I’ve also come around on the notion that all retail financial advisors who deal directly with the general public should have a fiduciary duty to their clients. Now don’t get me wrong, you still probably won’t find a stronger advocate for a fiduciary standard for all advisors. But, what about clients who genuinely don’t want advice? Should they be forced to go to an advisor rather than a transactional broker and probably pay more?
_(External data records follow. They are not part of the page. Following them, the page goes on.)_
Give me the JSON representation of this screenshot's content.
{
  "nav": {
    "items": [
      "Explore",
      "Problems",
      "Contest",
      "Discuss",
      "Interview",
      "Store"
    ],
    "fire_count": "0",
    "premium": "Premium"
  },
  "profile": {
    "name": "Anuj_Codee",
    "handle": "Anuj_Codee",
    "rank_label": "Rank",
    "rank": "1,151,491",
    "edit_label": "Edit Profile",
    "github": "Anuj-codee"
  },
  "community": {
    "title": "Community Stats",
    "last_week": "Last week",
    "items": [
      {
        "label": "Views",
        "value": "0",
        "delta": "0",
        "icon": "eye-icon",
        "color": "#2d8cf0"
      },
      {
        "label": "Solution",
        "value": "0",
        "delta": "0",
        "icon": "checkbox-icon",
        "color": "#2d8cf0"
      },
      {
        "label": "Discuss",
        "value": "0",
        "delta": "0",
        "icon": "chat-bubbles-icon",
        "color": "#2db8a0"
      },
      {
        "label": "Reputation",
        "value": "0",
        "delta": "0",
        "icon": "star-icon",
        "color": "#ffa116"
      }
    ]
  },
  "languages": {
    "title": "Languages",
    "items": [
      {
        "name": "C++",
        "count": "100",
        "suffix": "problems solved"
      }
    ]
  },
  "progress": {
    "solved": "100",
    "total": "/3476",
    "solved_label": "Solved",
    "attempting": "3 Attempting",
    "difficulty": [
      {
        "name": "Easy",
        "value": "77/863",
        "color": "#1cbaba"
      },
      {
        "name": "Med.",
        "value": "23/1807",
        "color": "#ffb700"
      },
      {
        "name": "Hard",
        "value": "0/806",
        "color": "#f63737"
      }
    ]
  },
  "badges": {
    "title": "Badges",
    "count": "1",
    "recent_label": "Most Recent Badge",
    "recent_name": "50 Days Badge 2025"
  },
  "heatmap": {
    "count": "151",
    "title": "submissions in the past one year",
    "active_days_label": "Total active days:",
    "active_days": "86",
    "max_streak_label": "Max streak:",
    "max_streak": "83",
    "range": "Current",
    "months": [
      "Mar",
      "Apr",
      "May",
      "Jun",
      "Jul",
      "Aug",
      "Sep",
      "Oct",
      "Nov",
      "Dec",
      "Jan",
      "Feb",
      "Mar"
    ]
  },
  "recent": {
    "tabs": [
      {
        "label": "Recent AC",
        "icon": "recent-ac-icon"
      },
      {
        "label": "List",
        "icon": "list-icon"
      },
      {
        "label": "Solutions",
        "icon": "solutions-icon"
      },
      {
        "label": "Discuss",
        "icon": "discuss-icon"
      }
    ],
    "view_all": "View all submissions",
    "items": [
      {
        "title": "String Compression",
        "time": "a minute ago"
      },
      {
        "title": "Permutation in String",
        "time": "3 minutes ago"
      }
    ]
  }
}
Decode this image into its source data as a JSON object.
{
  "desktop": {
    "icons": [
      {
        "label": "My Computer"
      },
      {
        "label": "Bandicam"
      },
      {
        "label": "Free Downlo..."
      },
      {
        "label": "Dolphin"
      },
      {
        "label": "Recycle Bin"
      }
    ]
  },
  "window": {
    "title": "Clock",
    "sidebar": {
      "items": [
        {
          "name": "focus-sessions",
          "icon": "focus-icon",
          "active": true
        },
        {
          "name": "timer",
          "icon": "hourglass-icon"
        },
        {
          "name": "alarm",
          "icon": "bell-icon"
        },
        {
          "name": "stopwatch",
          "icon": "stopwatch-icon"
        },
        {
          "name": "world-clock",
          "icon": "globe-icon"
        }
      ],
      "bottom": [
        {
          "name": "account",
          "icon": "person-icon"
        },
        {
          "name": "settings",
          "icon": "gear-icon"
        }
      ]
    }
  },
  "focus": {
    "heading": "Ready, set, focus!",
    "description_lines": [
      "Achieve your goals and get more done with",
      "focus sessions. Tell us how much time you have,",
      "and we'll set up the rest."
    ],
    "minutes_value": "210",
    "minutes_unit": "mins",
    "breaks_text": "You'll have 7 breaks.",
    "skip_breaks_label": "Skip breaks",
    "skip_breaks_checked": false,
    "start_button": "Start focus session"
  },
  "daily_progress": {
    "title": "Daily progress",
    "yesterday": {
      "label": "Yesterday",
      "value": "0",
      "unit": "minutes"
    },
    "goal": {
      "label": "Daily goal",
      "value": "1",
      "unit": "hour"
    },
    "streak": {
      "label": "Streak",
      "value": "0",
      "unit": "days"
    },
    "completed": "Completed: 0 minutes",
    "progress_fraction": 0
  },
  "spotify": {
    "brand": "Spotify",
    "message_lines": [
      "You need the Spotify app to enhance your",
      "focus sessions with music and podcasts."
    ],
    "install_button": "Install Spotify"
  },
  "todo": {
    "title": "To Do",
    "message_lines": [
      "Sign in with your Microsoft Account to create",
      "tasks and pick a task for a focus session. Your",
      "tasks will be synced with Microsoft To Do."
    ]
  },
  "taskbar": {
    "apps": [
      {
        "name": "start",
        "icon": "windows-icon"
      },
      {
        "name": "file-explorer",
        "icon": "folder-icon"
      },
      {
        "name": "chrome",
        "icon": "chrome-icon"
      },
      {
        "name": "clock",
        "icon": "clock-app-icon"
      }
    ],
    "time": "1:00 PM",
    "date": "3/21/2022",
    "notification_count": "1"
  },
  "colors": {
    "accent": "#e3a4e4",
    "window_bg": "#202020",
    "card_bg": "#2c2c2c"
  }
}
My broker-dealer friends have suggested that they shouldn’t, and upon reflection, I suspect they are probably right. There is certainly a place for brokers who simply execute clients’ orders. But again, in light of the brokerage abuses of the past, this practice would have to be regulated with clear and inflexible conditions. Any attempts on the part of a “broker” to suggest or recommend what a client should do, should automatically be considered “advice” and as such fall under the responsibilities of an advisor.
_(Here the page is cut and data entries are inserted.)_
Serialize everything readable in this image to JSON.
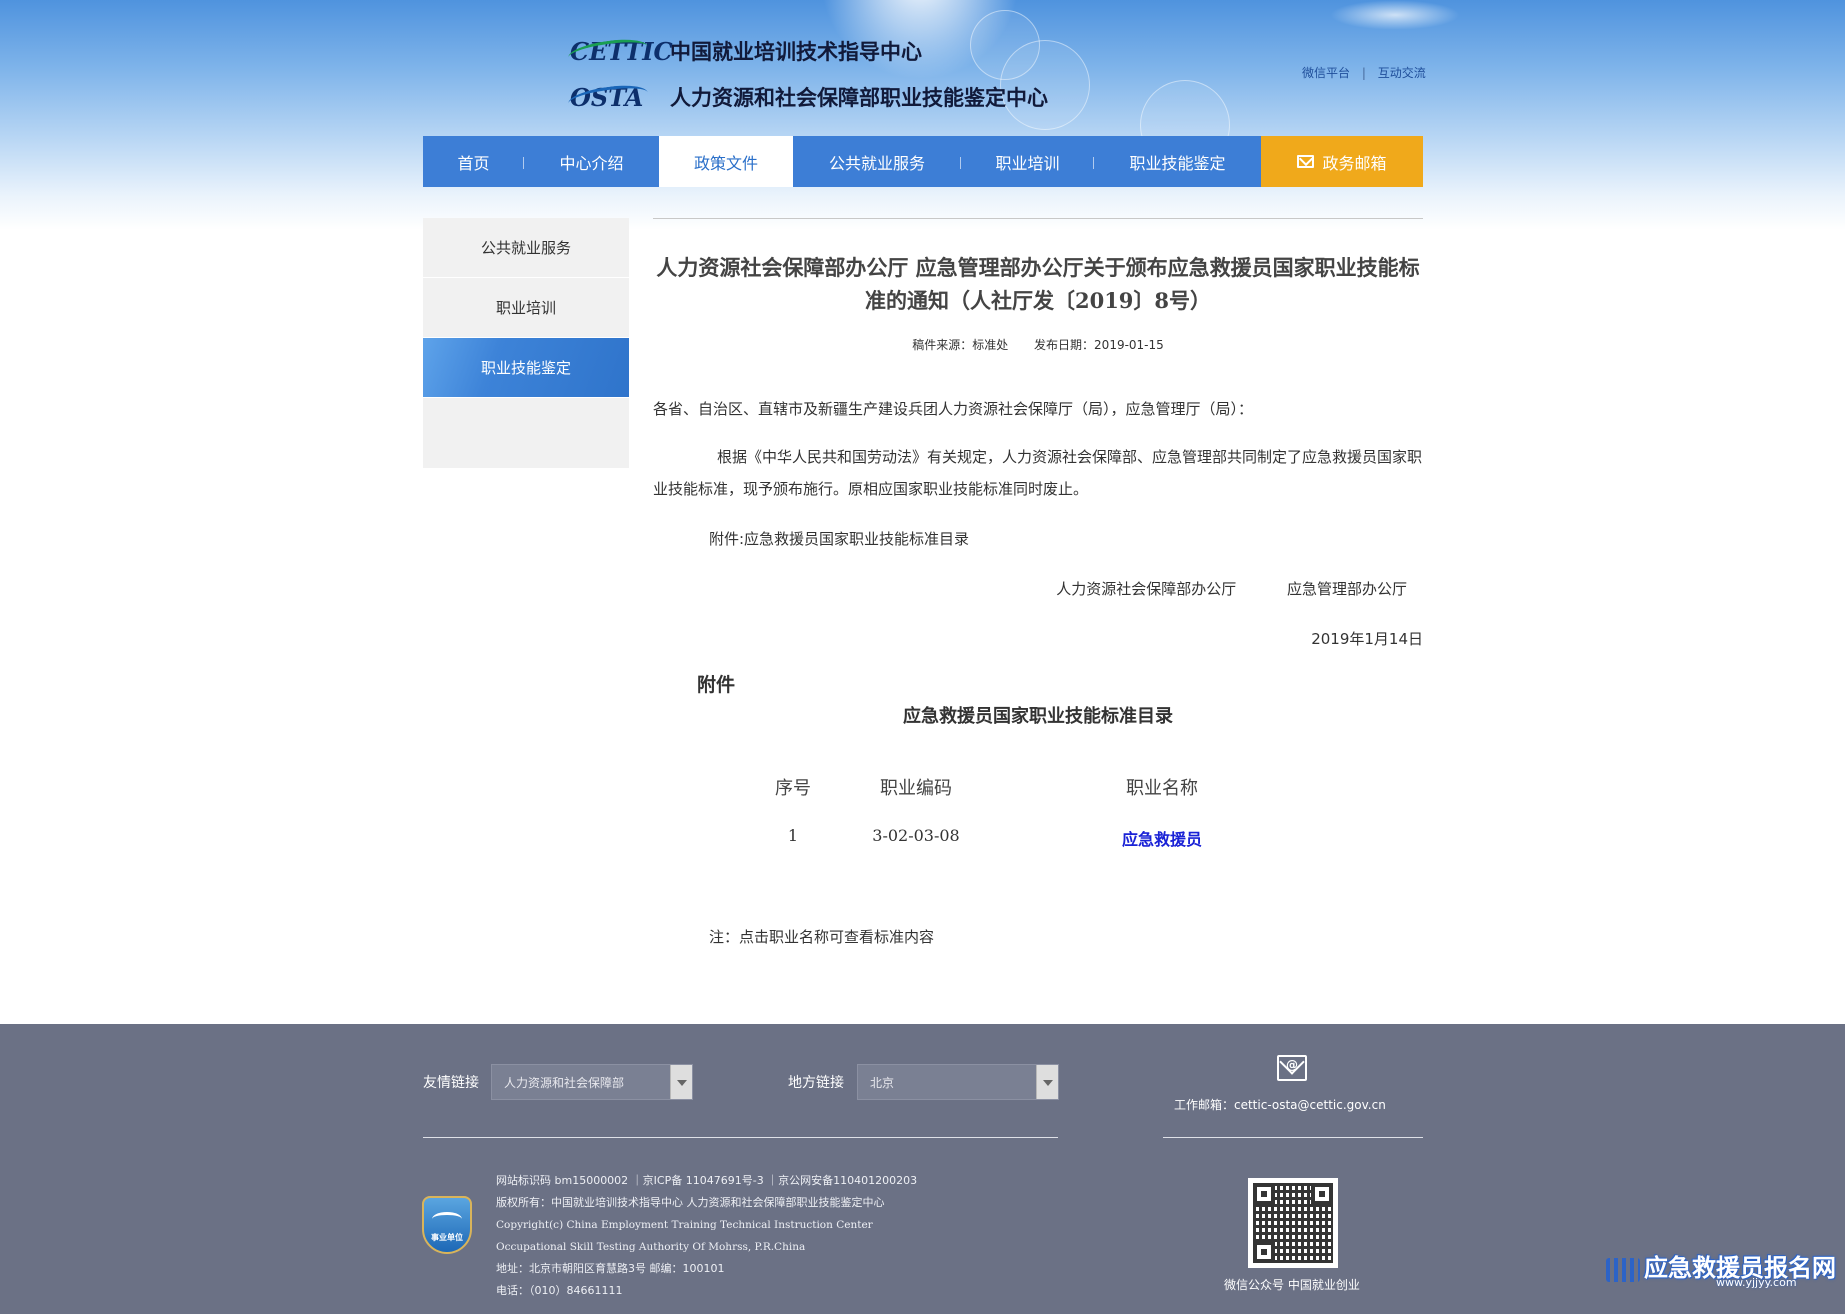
{
  "header": {
    "logo1_mark": "CETTIC",
    "logo1_text": "中国就业培训技术指导中心",
    "logo2_mark": "OSTA",
    "logo2_text": "人力资源和社会保障部职业技能鉴定中心",
    "top_links": [
      "微信平台",
      "互动交流"
    ],
    "top_link_separator": "|"
  },
  "nav": {
    "items": [
      {
        "label": "首页"
      },
      {
        "label": "中心介绍"
      },
      {
        "label": "政策文件",
        "active": true
      },
      {
        "label": "公共就业服务"
      },
      {
        "label": "职业培训"
      },
      {
        "label": "职业技能鉴定"
      }
    ],
    "mail_label": "政务邮箱",
    "colors": {
      "nav_bg": "#3d7ed6",
      "mail_bg": "#f0a91b"
    }
  },
  "sidebar": {
    "items": [
      {
        "label": "公共就业服务"
      },
      {
        "label": "职业培训"
      },
      {
        "label": "职业技能鉴定",
        "active": true
      }
    ]
  },
  "article": {
    "title": "人力资源社会保障部办公厅 应急管理部办公厅关于颁布应急救援员国家职业技能标准的通知（人社厅发〔2019〕8号）",
    "source": "稿件来源：标准处",
    "publish_date": "发布日期：2019-01-15",
    "salutation": "各省、自治区、直辖市及新疆生产建设兵团人力资源社会保障厅（局），应急管理厅（局）：",
    "body": "根据《中华人民共和国劳动法》有关规定，人力资源社会保障部、应急管理部共同制定了应急救援员国家职业技能标准，现予颁布施行。原相应国家职业技能标准同时废止。",
    "attachment_line": "附件:应急救援员国家职业技能标准目录",
    "signers": [
      "人力资源社会保障部办公厅",
      "应急管理部办公厅"
    ],
    "sign_date": "2019年1月14日",
    "attachment_label": "附件",
    "attachment_title": "应急救援员国家职业技能标准目录",
    "table": {
      "headers": [
        "序号",
        "职业编码",
        "职业名称"
      ],
      "rows": [
        [
          "1",
          "3-02-03-08",
          "应急救援员"
        ]
      ]
    },
    "note": "注：点击职业名称可查看标准内容"
  },
  "footer": {
    "friend_links_label": "友情链接",
    "friend_links_value": "人力资源和社会保障部",
    "local_links_label": "地方链接",
    "local_links_value": "北京",
    "email": "工作邮箱：cettic-osta@cettic.gov.cn",
    "badge_text": "事业单位",
    "info_lines": [
      "网站标识码 bm15000002 ｜京ICP备 11047691号-3 ｜京公网安备110401200203",
      "版权所有：中国就业培训技术指导中心 人力资源和社会保障部职业技能鉴定中心",
      "Copyright(c) China Employment Training Technical Instruction Center",
      "Occupational Skill Testing Authority Of Mohrss, P.R.China",
      "地址：北京市朝阳区育慧路3号 邮编：100101",
      "电话：（010）84661111"
    ],
    "wechat_label": "微信公众号 中国就业创业",
    "watermark": "应急救援员报名网",
    "watermark_url": "www.yjjyy.com"
  }
}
What’s more, the nature of the relationship must be fully disclosed: that the broker represents his or her firm, and is not required to act in the client’s best interest, but will simply make a best-effort attempt to fill the client’s order. The real danger here is that as technology and the Internet increasingly render securities transactions a commodity obtained at the lowest cost, it will be difficult for brokers to make a living without providing investment advice, with increasingly larger financial incentives to cross the line.

Finally, a senior Wall Street executive, with whom I’ve been in contact over the past six months or so, has been enlightening me on the benefits of dual registration. Since the late ‘80s, when clients started showing a preference for fee-based asset management, we’ve seen many advisors on and off Wall Street trying to straddle the fence between advice and sales. Brokers would wear “two hats,” sometimes serving as a client’s advisor, and at other times selling them products that may or may not be in the clients’ best interest. For obvious reasons, I’ve been firmly against this abusive practice.
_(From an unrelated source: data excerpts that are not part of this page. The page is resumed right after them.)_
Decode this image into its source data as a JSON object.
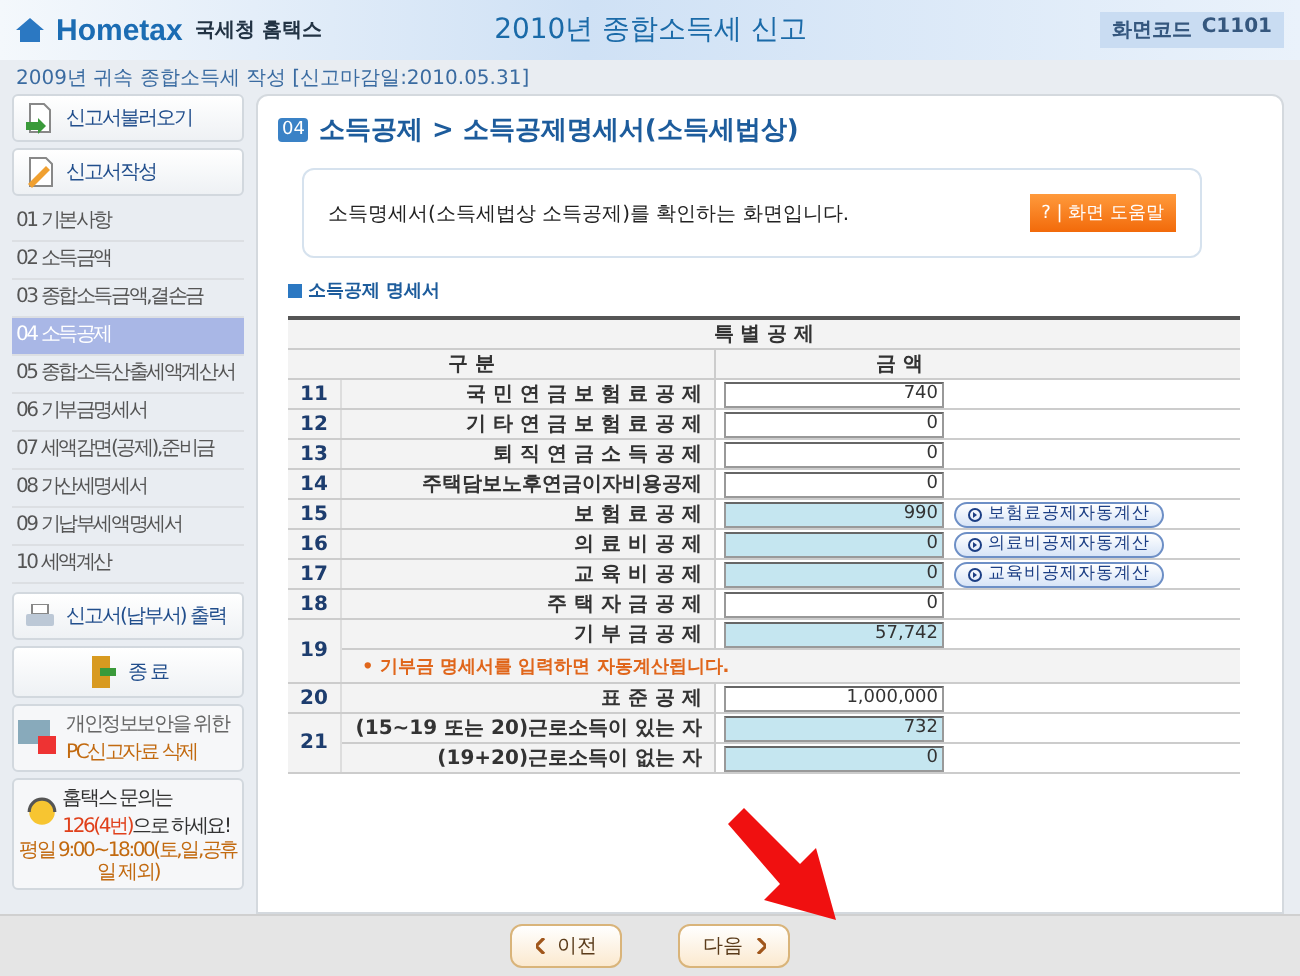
{
  "header": {
    "logo": "Hometax",
    "org": "국세청 홈택스",
    "title": "2010년 종합소득세 신고",
    "code_label": "화면코드",
    "code": "C1101"
  },
  "subheader": "2009년 귀속 종합소득세 작성 [신고마감일:2010.05.31]",
  "sidebar": {
    "top_buttons": [
      {
        "label": "신고서불러오기",
        "kind": "load"
      },
      {
        "label": "신고서작성",
        "kind": "write"
      }
    ],
    "menu": [
      {
        "label": "01 기본사항",
        "selected": false
      },
      {
        "label": "02 소득금액",
        "selected": false
      },
      {
        "label": "03 종합소득금액,결손금",
        "selected": false
      },
      {
        "label": "04 소득공제",
        "selected": true
      },
      {
        "label": "05 종합소득산출세액계산서",
        "selected": false
      },
      {
        "label": "06 기부금명세서",
        "selected": false
      },
      {
        "label": "07 세액감면(공제),준비금",
        "selected": false
      },
      {
        "label": "08 가산세명세서",
        "selected": false
      },
      {
        "label": "09 기납부세액명세서",
        "selected": false
      },
      {
        "label": "10 세액계산",
        "selected": false
      }
    ],
    "print_button": "신고서(납부서) 출력",
    "exit_button": "종 료",
    "delete_box": {
      "note": "개인정보보안을 위한",
      "label": "PC신고자료 삭제"
    },
    "help_box": {
      "line1": "홈택스 문의는",
      "phone": "126(4번)",
      "line2": "으로 하세요!",
      "hours": "평일 9:00~18:00(토,일,공휴일 제외)"
    }
  },
  "main": {
    "badge": "04",
    "title": "소득공제 > 소득공제명세서(소득세법상)",
    "description": "소득명세서(소득세법상 소득공제)를 확인하는 화면입니다.",
    "help_button": "? | 화면 도움말",
    "section": "소득공제 명세서",
    "table": {
      "group_header": "특 별 공 제",
      "col_label": "구 분",
      "col_amount": "금 액",
      "rows": [
        {
          "no": "11",
          "lines": [
            {
              "kind": "field",
              "label": "국 민 연 금 보 험 료 공 제",
              "value": "740",
              "shaded": false
            }
          ]
        },
        {
          "no": "12",
          "lines": [
            {
              "kind": "field",
              "label": "기 타 연 금 보 험 료 공 제",
              "value": "0",
              "shaded": false
            }
          ]
        },
        {
          "no": "13",
          "lines": [
            {
              "kind": "field",
              "label": "퇴 직 연 금 소 득 공 제",
              "value": "0",
              "shaded": false
            }
          ]
        },
        {
          "no": "14",
          "lines": [
            {
              "kind": "field",
              "label": "주택담보노후연금이자비용공제",
              "value": "0",
              "shaded": false
            }
          ]
        },
        {
          "no": "15",
          "lines": [
            {
              "kind": "field",
              "label": "보 험 료 공 제",
              "value": "990",
              "shaded": true,
              "button": "보험료공제자동계산"
            }
          ]
        },
        {
          "no": "16",
          "lines": [
            {
              "kind": "field",
              "label": "의 료 비 공 제",
              "value": "0",
              "shaded": true,
              "button": "의료비공제자동계산"
            }
          ]
        },
        {
          "no": "17",
          "lines": [
            {
              "kind": "field",
              "label": "교 육 비 공 제",
              "value": "0",
              "shaded": true,
              "button": "교육비공제자동계산"
            }
          ]
        },
        {
          "no": "18",
          "lines": [
            {
              "kind": "field",
              "label": "주 택 자 금 공 제",
              "value": "0",
              "shaded": false
            }
          ]
        },
        {
          "no": "19",
          "lines": [
            {
              "kind": "field",
              "label": "기 부 금 공 제",
              "value": "57,742",
              "shaded": true
            },
            {
              "kind": "note",
              "label": "• 기부금 명세서를 입력하면 자동계산됩니다."
            }
          ]
        },
        {
          "no": "20",
          "lines": [
            {
              "kind": "field",
              "label": "표 준 공 제",
              "value": "1,000,000",
              "shaded": false
            }
          ]
        },
        {
          "no": "21",
          "lines": [
            {
              "kind": "field",
              "label": "(15~19 또는 20)근로소득이 있는 자",
              "value": "732",
              "shaded": true
            },
            {
              "kind": "field",
              "label": "(19+20)근로소득이 없는 자",
              "value": "0",
              "shaded": true
            }
          ]
        }
      ]
    }
  },
  "footer": {
    "prev": "이전",
    "next": "다음"
  }
}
However, my executive friend suggested we look at the problem from a different perspective: That of the client. What people want are reasonably priced solutions to their financial challenges. Those solutions often involve various kinds of insurance, and frequently for the higher net worth clients, sophisticated brokerage products. Is it really in the client’s best interest to be sent to an agent or broker to get what they need, when those outside firms have a history of high loads and expensive execution.

The current advisory practice of maintaining fee-only purity by referring clients outside for the business that advisors “won’t” do, doesn’t seem so client-centric to me anymore. While there are certainly important conflicts of interest to manage, I’m warming to the idea that clients are truly better served by having all the solutions they need provided by one advisory firm. Today, that’s called a hybrid firm, because the advisory firm would also own a broker-dealer to execute securities transactions, and often, an insurance agency.

As with my other new insights, there are important conditions that would ensure hybrid advisory firms maintain their client-centered focus:

  • They should be stand alone firms, owned by advisors themselves.
  • The advisors should all be RIAs.
  • The firm shouldn’t sell any proprietary products, nor have any financial interest in any transaction other than getting its clients the best pricing and execution.
  • Any affiliated broker-dealer or insurance agency should be wholly owned and controlled by the advisors—no outside influences.

In this type of structure, the firm’s clients would be able to get their financial needs met in-house, at the lowest possible cost. Such a firm would truly be in the client’s best interest, and would be able to protect its clients from the conflicting agendas of the financial services industry—possibly making hybrids the structure of advisory firms of the future.